Perempuan yang di Hardik di Depan Publik
petang itu seperti biasa, saya dan istri di kedai, sudah di mushola kecil, akan sholat. lokasinya masih satu komplek dengan kedai kami. belum takbir saya ucapkan teriakan bergema, sumbernya tak jauh. dari meja di sudut, seorang pria berteriak pada seorang perempuan.
perempuan masih menunduk, wajahnya mulai sembab, kata-kata kasar banyak terucap, sangat menyakitkan. cukup lama mendengar, kami kira pertengkaran biasa, masih berlanjut bahkan saat tahiyat akhir yang ditutup salam sudah tuntas. tak lama perempuan itu pergi membawa motor, si pria masih duduk memandang jalan.
buat saya ini pemandangan tak biasa, pertengkaran bisa saja terjadi dimana saja tapi saya kira di tempat publik seperti ini sebaiknya dihindari. apalagi seorang pria yang memaki perempuan.
kejadian itu lebih sebuah penghardikan dibanding pertengakaran, emosi berjalan satu arah, pra terus nyerocos hingga terungkap kata cerai, si wanita menunduk terus dan menangis. pemandangan yang membuat saya tak nyaman.
peristiwa 15 menit ini sepertinya terasa lama bagi perempuan hingga akhirnya dia meninggalkan lokasi.
istri melirik pada saya, harus gimana? dalam kebingungan yang sama saya jawab, tunggu saja mungkin urusan rumah tangga, tapi jika ada aksi fisik kita punya alasan bereaksi.
buat saya pemandangan seperti ini sangat tidak nyaman, perempuan itu jikapun bersalah tetap tak pantas diteriaki dan dihardik di depan umum. apalagi jika yang salah adalah prianya dan hanya menjadikan wanita sebagai pelampiasan emosi.
perempuan itu yang saya tak tahu namanya mungkin hanyalah satu dari sekian banyak perempuan di dunia yang mengalami kejadian yang sama bahkan lebih mengerikan. perempuan itu yang di hardik dengan teriakan di ruang publik mungkin mengalami hal yang lebih menyedihkan dan menyakitkan di ruang private.
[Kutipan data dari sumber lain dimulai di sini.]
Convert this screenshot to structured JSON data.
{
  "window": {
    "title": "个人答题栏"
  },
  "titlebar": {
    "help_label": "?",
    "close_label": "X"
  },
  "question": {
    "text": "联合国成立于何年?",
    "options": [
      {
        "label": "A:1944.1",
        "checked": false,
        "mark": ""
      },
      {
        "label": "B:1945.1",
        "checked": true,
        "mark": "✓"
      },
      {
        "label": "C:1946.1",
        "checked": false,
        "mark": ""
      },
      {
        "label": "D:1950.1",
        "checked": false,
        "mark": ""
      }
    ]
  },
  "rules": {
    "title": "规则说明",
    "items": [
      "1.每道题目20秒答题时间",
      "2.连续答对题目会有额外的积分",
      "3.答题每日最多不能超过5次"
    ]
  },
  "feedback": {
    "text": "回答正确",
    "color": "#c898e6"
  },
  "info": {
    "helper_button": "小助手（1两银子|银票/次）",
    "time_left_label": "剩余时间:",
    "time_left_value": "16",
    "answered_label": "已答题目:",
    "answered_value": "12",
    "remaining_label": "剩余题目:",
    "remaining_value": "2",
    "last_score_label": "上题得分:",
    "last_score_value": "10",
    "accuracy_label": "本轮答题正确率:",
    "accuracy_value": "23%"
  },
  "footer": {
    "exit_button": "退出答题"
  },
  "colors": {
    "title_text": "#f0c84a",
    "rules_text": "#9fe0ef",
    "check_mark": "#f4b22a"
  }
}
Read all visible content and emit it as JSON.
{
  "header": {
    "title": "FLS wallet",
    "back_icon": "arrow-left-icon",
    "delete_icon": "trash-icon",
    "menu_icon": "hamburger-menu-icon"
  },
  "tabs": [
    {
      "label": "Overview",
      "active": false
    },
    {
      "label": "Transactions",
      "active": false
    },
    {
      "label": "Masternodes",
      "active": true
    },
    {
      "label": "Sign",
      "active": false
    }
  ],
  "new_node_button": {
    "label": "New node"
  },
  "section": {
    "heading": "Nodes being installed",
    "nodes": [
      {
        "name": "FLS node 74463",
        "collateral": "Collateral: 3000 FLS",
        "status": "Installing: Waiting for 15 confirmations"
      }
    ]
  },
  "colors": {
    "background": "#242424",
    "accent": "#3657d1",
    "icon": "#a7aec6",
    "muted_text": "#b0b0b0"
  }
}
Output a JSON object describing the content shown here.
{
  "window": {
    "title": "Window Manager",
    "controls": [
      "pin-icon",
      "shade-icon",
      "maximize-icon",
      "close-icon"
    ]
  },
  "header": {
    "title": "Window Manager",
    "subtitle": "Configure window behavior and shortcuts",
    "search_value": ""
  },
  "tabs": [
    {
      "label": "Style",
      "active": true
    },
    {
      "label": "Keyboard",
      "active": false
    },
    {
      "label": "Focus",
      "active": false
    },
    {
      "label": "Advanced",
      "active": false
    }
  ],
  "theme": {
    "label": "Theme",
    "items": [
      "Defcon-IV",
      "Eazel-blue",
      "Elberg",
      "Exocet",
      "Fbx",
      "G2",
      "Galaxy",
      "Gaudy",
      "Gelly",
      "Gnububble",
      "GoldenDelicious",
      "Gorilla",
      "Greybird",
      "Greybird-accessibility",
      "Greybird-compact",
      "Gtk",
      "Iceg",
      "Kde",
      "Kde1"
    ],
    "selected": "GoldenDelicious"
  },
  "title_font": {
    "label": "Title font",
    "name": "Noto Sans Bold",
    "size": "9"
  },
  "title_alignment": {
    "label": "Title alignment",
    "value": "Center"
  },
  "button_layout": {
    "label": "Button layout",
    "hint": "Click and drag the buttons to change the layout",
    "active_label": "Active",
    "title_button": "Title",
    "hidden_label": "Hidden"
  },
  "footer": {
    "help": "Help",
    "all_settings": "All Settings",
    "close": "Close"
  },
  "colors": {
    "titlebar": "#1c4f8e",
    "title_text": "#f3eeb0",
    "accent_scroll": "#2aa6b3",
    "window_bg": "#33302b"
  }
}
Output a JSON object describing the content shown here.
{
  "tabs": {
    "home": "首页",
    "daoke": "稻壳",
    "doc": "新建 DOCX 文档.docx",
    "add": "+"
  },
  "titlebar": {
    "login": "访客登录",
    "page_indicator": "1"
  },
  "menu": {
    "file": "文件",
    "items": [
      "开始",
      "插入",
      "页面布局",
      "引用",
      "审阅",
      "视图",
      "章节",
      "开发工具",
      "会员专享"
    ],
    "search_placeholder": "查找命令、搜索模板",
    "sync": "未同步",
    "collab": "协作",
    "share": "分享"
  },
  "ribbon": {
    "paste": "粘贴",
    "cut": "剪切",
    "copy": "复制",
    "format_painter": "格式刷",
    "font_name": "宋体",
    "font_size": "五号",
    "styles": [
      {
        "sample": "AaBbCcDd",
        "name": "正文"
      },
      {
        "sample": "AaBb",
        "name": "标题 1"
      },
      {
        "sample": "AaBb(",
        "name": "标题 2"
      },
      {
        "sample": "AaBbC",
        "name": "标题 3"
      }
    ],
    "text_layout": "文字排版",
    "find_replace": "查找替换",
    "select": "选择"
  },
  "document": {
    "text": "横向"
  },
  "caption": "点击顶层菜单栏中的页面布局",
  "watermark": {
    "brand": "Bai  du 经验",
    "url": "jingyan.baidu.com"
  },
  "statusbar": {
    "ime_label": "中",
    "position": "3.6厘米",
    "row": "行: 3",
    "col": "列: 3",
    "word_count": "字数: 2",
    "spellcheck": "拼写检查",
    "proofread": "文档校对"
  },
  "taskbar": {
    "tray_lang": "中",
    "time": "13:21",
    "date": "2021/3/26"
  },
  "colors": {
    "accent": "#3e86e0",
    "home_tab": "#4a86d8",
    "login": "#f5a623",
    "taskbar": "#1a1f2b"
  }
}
saya sering berfikir kemana orang-orang seperti wanita itu akan berlari, kemana akan berteduh, kemana akan meminta perlindungan jika orang yang diharapkan jadi pelindungnya justru memiliki tanda bahaya.
bagi saya harusnya pria, pasangannya, kekasihnya, suaminya adalah ruang paling aman bagi perempuan. pria bisa menjadi benteng yang kokoh sekaligus selimut yang lembut.
saya lalu melirik pada istri, “apakah mas pernah marah selama kita menikah?” dengan santai istri menjawab “kalau mas marah, nyta marahin balik!”